Por que diabos me veio a mente a lembrança doce da Ritsuko?
Por conta de um filme japonês, disponível apenas em DVD, chamado Yamato, produzido em 2005, e que estranhamente ficou longe das salas de exibição e até das tevês a cabo.
Para quem não sabe, Yamato é o nome do maior encouraçado de guerra já construído em todos os tempos. Ele era a nau capitânea da armada japonesa na Segunda Guerra Mundial, deu um trabalhão para os americanos, e foi afundado no dia 7 de abril de 1945, no Mar da China.
Como está na moda filmes que mostram agora também o lado dos derrotados – mérito sobretudo do cinema alemão – imaginei que tratava-se de um destes exemplares.
Definitivamente é muito mais do que isso. Como diria um amigo meu: “Vai contar uma história bem contada assim no inferno!”

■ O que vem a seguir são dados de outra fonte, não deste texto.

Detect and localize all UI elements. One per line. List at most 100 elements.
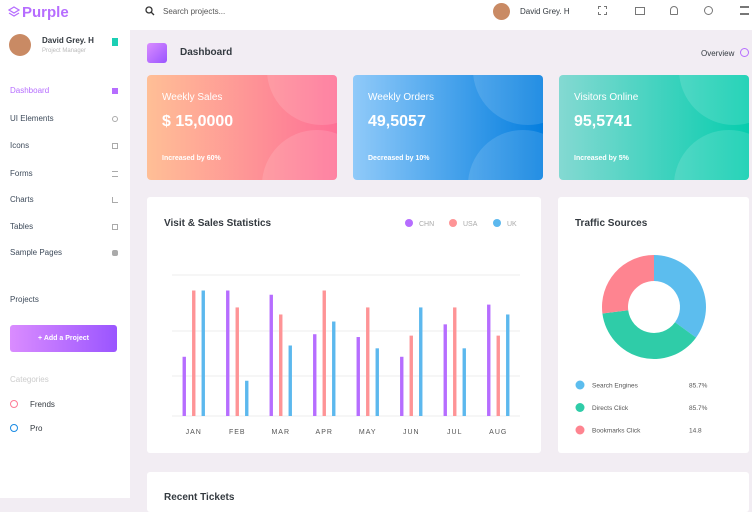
bar xyxy=(366,307,370,416)
stat-note: Increased by 60% xyxy=(162,155,221,162)
search-icon xyxy=(145,6,155,16)
bar xyxy=(462,348,466,416)
legend-label: CHN xyxy=(419,221,434,228)
nav-item[interactable]: Dashboard xyxy=(10,86,50,95)
avatar[interactable] xyxy=(493,3,510,20)
bar xyxy=(235,307,239,416)
legend-label: Directs Click xyxy=(592,405,629,412)
search-input[interactable]: Search projects... xyxy=(163,7,226,16)
tickets-card: Recent Tickets xyxy=(147,472,749,512)
nav-icon xyxy=(112,88,118,94)
menu-icon[interactable] xyxy=(740,6,749,15)
x-tick-label: JAN xyxy=(186,429,202,436)
bar xyxy=(400,356,404,416)
category-dot xyxy=(10,400,18,408)
bar xyxy=(453,307,457,416)
x-tick-label: APR xyxy=(316,429,333,436)
bar xyxy=(375,348,379,416)
nav-icon xyxy=(112,143,118,149)
add-project-button[interactable]: + Add a Project xyxy=(10,325,117,352)
bar-card: Visit & Sales Statistics CHN USA UK JAN FEB MA… xyxy=(147,197,541,453)
x-tick-label: AUG xyxy=(489,429,507,436)
stat-card: Weekly Orders 49,5057 Decreased by 10% xyxy=(353,75,543,180)
category-dot xyxy=(10,424,18,432)
category-item[interactable]: Frends xyxy=(30,400,55,409)
x-tick-label: MAY xyxy=(359,429,377,436)
x-tick-label: JUL xyxy=(447,429,462,436)
bar xyxy=(487,304,491,416)
bar xyxy=(279,314,283,416)
legend-dot xyxy=(493,219,501,227)
bar xyxy=(269,294,273,416)
bar xyxy=(496,335,500,416)
bar xyxy=(443,324,447,416)
bar xyxy=(332,321,336,416)
legend-stat: 85.7% xyxy=(689,405,708,412)
nav-item[interactable]: Charts xyxy=(10,195,34,204)
fullscreen-icon[interactable] xyxy=(598,6,607,15)
bookmark-icon xyxy=(112,38,118,46)
profile-role: Project Manager xyxy=(42,48,87,54)
x-tick-label: FEB xyxy=(229,429,246,436)
legend-dot xyxy=(575,403,585,412)
bar xyxy=(356,337,360,416)
bar xyxy=(182,356,186,416)
bar xyxy=(226,290,230,416)
nav-icon xyxy=(112,250,118,256)
nav-item[interactable]: Sample Pages xyxy=(10,248,63,257)
legend-dot xyxy=(575,425,585,435)
user-menu[interactable]: David Grey. H xyxy=(520,7,570,16)
stat-value: 95,5741 xyxy=(574,113,632,130)
stat-note: Decreased by 10% xyxy=(368,155,430,162)
profile-name: David Grey. H xyxy=(42,36,94,45)
stat-title: Weekly Orders xyxy=(368,92,434,103)
brand[interactable]: Purple xyxy=(22,4,69,21)
stat-card: Visitors Online 95,5741 Increased by 5% xyxy=(559,75,749,180)
power-icon[interactable] xyxy=(704,6,713,15)
legend-label: Search Engines xyxy=(592,383,639,390)
stat-value: 49,5057 xyxy=(368,113,426,130)
legend-stat: 14.8 xyxy=(689,428,702,435)
legend-label: Bookmarks Click xyxy=(592,428,641,435)
overview-link[interactable]: Overview xyxy=(701,49,735,58)
pie-slice xyxy=(602,310,697,359)
stat-value: $ 15,0000 xyxy=(162,113,234,130)
page-icon xyxy=(147,43,167,63)
nav-icon xyxy=(112,197,118,203)
stat-title: Weekly Sales xyxy=(162,92,223,103)
pie-slice xyxy=(654,255,706,338)
bar xyxy=(288,345,292,416)
pie-slice xyxy=(602,255,654,314)
bar xyxy=(192,290,196,416)
pie-card: Traffic Sources Search Engines 85.7% Direct… xyxy=(558,197,749,453)
legend-label: USA xyxy=(463,221,478,228)
stat-title: Visitors Online xyxy=(574,92,639,103)
legend-label: UK xyxy=(507,221,517,228)
bar xyxy=(322,290,326,416)
bar xyxy=(419,307,423,416)
chart-title: Visit & Sales Statistics xyxy=(164,218,272,229)
projects-heading: Projects xyxy=(10,295,39,304)
nav-item[interactable]: Forms xyxy=(10,169,33,178)
bar xyxy=(506,314,510,416)
navbar: Purple Search projects... David Grey. H xyxy=(0,0,752,30)
chart-title: Traffic Sources xyxy=(575,218,648,229)
nav-item[interactable]: Icons xyxy=(10,141,30,150)
bell-icon[interactable] xyxy=(670,6,678,15)
bar xyxy=(201,290,205,416)
nav-icon xyxy=(112,116,118,122)
x-tick-label: MAR xyxy=(271,429,290,436)
profile-avatar xyxy=(9,34,31,56)
category-item[interactable]: Pro xyxy=(30,424,43,433)
pie-chart: Traffic Sources Search Engines 85.7% Direct… xyxy=(575,218,708,435)
nav-item[interactable]: Tables xyxy=(10,222,34,231)
mail-icon[interactable] xyxy=(635,7,645,15)
sidebar: David Grey. H Project Manager Dashboard … xyxy=(0,30,130,498)
page-title: Dashboard xyxy=(180,47,233,58)
nav-item[interactable]: UI Elements xyxy=(10,114,54,123)
bar-chart: Visit & Sales Statistics CHN USA UK JAN FEB MA… xyxy=(164,218,520,436)
stat-note: Increased by 5% xyxy=(574,155,629,162)
brand-icon xyxy=(8,6,20,17)
bar xyxy=(245,380,249,416)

O veterano diretor Junya Sato reconstruiu o Yamato em computação gráfica e recriou a batalha que culminou com o seu afundamento com uma precisão impressionante. Mas, o que ele mostra em mais de duas horas de filme é uma sequência de personagens impressionantes, de histórias de vida que transcendem o heroísmo e que agregam uma lição de vida, muito além da derrota militar e do aniquilamento de uma nação.

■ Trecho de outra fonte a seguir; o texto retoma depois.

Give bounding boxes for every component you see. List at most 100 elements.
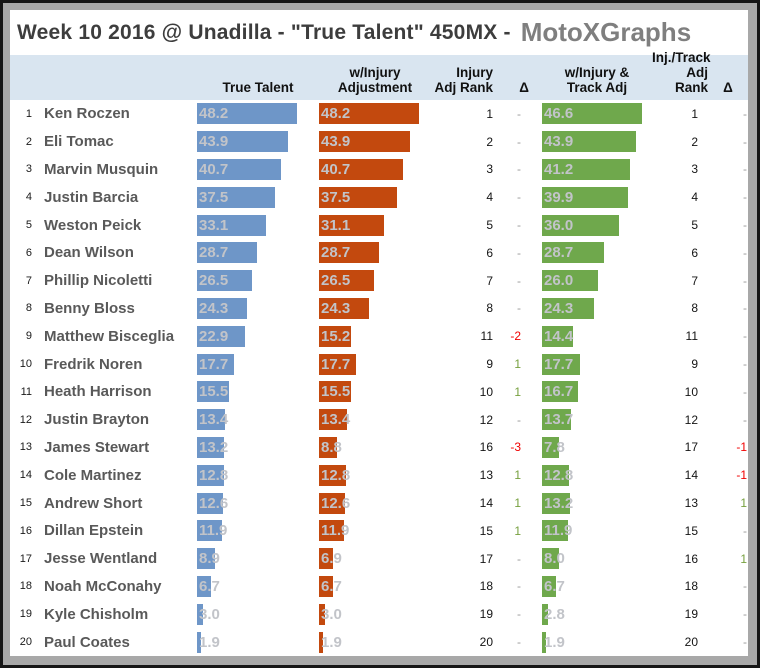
injury-adj-rank-value: 12 — [479, 412, 493, 427]
track-adjustment-bar — [542, 492, 571, 514]
true-talent-bar-cell: 48.2 — [197, 103, 319, 125]
true-talent-bar-cell: 24.3 — [197, 297, 319, 319]
rider-name: Heath Harrison — [44, 383, 152, 401]
true-talent-bar-cell: 15.5 — [197, 381, 319, 403]
rider-name: Dillan Epstein — [44, 522, 144, 540]
track-delta-value: - — [743, 106, 747, 121]
column-header-track-adjustment: w/Injury & Track Adj — [564, 65, 630, 95]
true-talent-value-label: 28.7 — [199, 244, 229, 262]
true-talent-bar — [197, 131, 289, 153]
injury-adjustment-value-label: 15.2 — [321, 327, 351, 345]
table-row: 7 Phillip Nicoletti 26.5 26.5 7 - 26.0 7… — [10, 267, 748, 295]
injury-delta-value: - — [517, 106, 521, 121]
track-adjustment-bar — [542, 353, 580, 375]
true-talent-bar — [197, 325, 245, 347]
track-adjustment-value-label: 14.4 — [544, 327, 574, 345]
true-talent-value-label: 1.9 — [199, 633, 220, 651]
column-header-injury-adjustment: w/Injury Adjustment — [337, 65, 413, 95]
true-talent-bar — [197, 297, 248, 319]
table-row: 9 Matthew Bisceglia 22.9 15.2 11 -2 14.4… — [10, 322, 748, 350]
track-adjustment-value-label: 6.7 — [544, 577, 565, 595]
injury-adj-rank-value: 17 — [479, 551, 493, 566]
table-row: 13 James Stewart 13.2 8.8 16 -3 7.8 17 -… — [10, 434, 748, 462]
table-row: 6 Dean Wilson 28.7 28.7 6 - 28.7 6 - — [10, 239, 748, 267]
rider-name: Dean Wilson — [44, 244, 134, 262]
rank-label: 8 — [25, 302, 32, 315]
track-adjustment-bar — [542, 603, 548, 625]
injury-adj-rank-value: 4 — [486, 190, 493, 205]
track-adjustment-bar-cell: 17.7 — [529, 353, 652, 375]
track-adjustment-value-label: 39.9 — [544, 188, 574, 206]
injury-adjustment-value-label: 8.8 — [321, 438, 342, 456]
true-talent-bar — [197, 242, 257, 264]
true-talent-bar — [197, 464, 224, 486]
track-delta-value: - — [743, 245, 747, 260]
table-row: 15 Andrew Short 12.6 12.6 14 1 13.2 13 1 — [10, 489, 748, 517]
track-delta-value: - — [743, 523, 747, 538]
rider-name: James Stewart — [44, 438, 150, 456]
true-talent-value-label: 26.5 — [199, 272, 229, 290]
rider-name: Jesse Wentland — [44, 550, 158, 568]
injury-adjustment-value-label: 3.0 — [321, 605, 342, 623]
table-row: 14 Cole Martinez 12.8 12.8 13 1 12.8 14 … — [10, 461, 748, 489]
true-talent-bar — [197, 603, 204, 625]
track-delta-value: - — [743, 329, 747, 344]
injury-adjustment-value-label: 11.9 — [321, 522, 350, 540]
rank-label: 20 — [19, 636, 32, 649]
track-delta-value: - — [743, 134, 747, 149]
injury-adjustment-bar-cell: 40.7 — [319, 158, 431, 180]
rider-name: Justin Barcia — [44, 188, 139, 206]
injury-adjustment-value-label: 40.7 — [321, 160, 351, 178]
track-adjustment-bar-cell: 46.6 — [529, 103, 652, 125]
track-adjustment-bar-cell: 8.0 — [529, 548, 652, 570]
track-adjustment-bar-cell: 14.4 — [529, 325, 652, 347]
track-adjustment-bar-cell: 43.9 — [529, 131, 652, 153]
column-header-track-adj-rank: Inj./Track Adj Rank — [652, 50, 711, 95]
injury-delta-value: - — [517, 273, 521, 288]
true-talent-value-label: 40.7 — [199, 160, 229, 178]
injury-adjustment-bar-cell: 17.7 — [319, 353, 431, 375]
track-delta-value: - — [743, 190, 747, 205]
true-talent-bar-cell: 17.7 — [197, 353, 319, 375]
track-delta-value: - — [743, 218, 747, 233]
track-adjustment-bar — [542, 464, 570, 486]
rider-name: Weston Peick — [44, 216, 142, 234]
injury-adjustment-bar-cell: 48.2 — [319, 103, 431, 125]
injury-delta-value: -2 — [510, 329, 521, 344]
track-adj-rank-value: 5 — [691, 218, 698, 233]
track-adjustment-bar — [542, 297, 595, 319]
rider-name: Ken Roczen — [44, 105, 130, 123]
title-bar: Week 10 2016 @ Unadilla - "True Talent" … — [10, 10, 748, 55]
injury-adj-rank-value: 18 — [479, 579, 493, 594]
true-talent-bar — [197, 520, 222, 542]
track-adjustment-bar — [542, 186, 628, 208]
table-row: 4 Justin Barcia 37.5 37.5 4 - 39.9 4 - — [10, 183, 748, 211]
true-talent-bar-cell: 33.1 — [197, 214, 319, 236]
rider-name: Phillip Nicoletti — [44, 272, 153, 290]
track-adjustment-bar-cell: 1.9 — [529, 631, 652, 653]
rank-label: 7 — [25, 274, 32, 287]
table-row: 2 Eli Tomac 43.9 43.9 2 - 43.9 2 - — [10, 128, 748, 156]
injury-delta-value: - — [517, 579, 521, 594]
track-adjustment-bar-cell: 16.7 — [529, 381, 652, 403]
table-row: 11 Heath Harrison 15.5 15.5 10 1 16.7 10… — [10, 378, 748, 406]
track-delta-value: -1 — [736, 440, 747, 455]
true-talent-value-label: 33.1 — [199, 216, 229, 234]
track-adjustment-bar — [542, 158, 631, 180]
track-adjustment-bar-cell: 13.7 — [529, 409, 652, 431]
injury-adjustment-value-label: 31.1 — [321, 216, 351, 234]
chart-panel: Week 10 2016 @ Unadilla - "True Talent" … — [10, 10, 748, 656]
track-adjustment-bar-cell: 13.2 — [529, 492, 652, 514]
injury-adjustment-bar-cell: 11.9 — [319, 520, 431, 542]
injury-adjustment-bar-cell: 26.5 — [319, 270, 431, 292]
track-adjustment-value-label: 26.0 — [544, 272, 574, 290]
track-adj-rank-value: 11 — [685, 329, 698, 344]
injury-adjustment-bar — [319, 436, 338, 458]
track-adjustment-value-label: 8.0 — [544, 550, 565, 568]
injury-adjustment-bar — [319, 353, 356, 375]
injury-delta-value: - — [517, 607, 521, 622]
true-talent-bar — [197, 492, 224, 514]
true-talent-value-label: 8.9 — [199, 550, 220, 568]
injury-adj-rank-value: 10 — [479, 384, 493, 399]
injury-delta-value: - — [517, 301, 521, 316]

Tenho amigos que ainda torcem o nariz para peixe cru. Mas, acreditem Yamato é um kai-sec, um banquete. Um filme emocionante, sem ser piegas, e que guarda uma revelação singela ao final, que me reportou o mesmo sentimento que eu havia experimentado quando vi, com as mãos apertadas com Ritsuko, as quatro tumbas da cena final de Sete Samurais.

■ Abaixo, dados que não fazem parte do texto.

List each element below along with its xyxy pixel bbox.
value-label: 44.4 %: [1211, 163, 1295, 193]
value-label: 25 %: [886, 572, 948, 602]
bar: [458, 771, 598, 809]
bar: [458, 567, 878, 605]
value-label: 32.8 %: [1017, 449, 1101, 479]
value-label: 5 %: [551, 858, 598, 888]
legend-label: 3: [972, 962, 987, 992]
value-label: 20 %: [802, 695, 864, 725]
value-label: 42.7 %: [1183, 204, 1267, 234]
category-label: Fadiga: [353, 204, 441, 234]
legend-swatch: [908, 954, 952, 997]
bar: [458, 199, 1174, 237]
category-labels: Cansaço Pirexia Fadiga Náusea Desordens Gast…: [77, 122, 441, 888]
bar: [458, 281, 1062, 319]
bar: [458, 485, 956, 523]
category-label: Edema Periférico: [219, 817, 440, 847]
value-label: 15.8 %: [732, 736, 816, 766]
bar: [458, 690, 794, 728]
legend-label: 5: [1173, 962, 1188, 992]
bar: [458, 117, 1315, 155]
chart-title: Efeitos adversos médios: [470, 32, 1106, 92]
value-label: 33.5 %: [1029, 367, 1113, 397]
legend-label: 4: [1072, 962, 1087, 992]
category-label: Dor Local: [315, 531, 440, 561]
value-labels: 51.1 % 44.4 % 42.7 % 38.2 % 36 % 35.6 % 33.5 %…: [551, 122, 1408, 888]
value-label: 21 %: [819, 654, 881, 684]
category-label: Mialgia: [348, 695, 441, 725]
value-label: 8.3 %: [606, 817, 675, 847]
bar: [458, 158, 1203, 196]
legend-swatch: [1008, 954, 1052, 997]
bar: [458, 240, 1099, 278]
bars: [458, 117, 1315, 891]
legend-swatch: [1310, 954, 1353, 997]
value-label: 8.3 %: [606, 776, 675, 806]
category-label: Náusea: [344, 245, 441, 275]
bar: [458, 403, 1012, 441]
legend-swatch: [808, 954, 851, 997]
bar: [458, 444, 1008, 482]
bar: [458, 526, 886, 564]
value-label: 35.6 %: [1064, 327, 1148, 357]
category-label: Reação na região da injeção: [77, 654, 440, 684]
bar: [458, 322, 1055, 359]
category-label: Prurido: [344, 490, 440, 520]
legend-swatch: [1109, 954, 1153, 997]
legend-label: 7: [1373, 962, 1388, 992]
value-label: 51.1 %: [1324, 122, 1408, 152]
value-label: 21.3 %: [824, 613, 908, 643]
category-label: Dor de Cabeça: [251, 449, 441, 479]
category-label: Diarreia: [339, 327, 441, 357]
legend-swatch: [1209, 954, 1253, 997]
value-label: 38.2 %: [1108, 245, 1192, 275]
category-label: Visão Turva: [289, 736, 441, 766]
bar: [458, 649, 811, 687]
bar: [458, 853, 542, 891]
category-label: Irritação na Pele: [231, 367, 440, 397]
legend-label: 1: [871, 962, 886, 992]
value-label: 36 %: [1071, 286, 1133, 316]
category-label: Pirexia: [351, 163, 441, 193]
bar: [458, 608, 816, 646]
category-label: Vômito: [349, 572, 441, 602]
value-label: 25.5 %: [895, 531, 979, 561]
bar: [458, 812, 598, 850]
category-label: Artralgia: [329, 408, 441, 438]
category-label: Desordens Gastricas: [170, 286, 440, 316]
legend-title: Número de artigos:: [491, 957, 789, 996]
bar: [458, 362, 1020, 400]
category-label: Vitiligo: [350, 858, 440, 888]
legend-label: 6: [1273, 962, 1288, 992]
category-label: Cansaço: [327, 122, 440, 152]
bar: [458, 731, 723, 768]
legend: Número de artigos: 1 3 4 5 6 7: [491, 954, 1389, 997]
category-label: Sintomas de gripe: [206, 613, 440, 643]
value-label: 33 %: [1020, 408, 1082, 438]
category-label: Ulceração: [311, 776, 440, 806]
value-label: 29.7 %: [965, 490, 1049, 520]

Temos vivido nos últimos dias momentos de profunda emoção e tensão no nosso dia-a-dia. Estamos diante de um pleito eleitoral que pode marcar indelevelmente a nossa história e que, com certeza, ao seu final vai apontar o caminho para o país que queremos ser no futuro. Os japoneses já sabiam que país queriam um mês antes do Yamato, a última embarcação de guerra da marinha japonesa, soçobrar e repousar no fundo do Mar da China. Esta é mais uma lição que deveríamos, nós brasileiros, aprender com os patrícios da Ritsuko: olhar para o futuro com os pés bem firmes no presente.
        

Um comentário:

  1. Querido Nunzio, adorei! Amei, amei. Uma história incrível. Vou acompanhar as próximas. Beijos!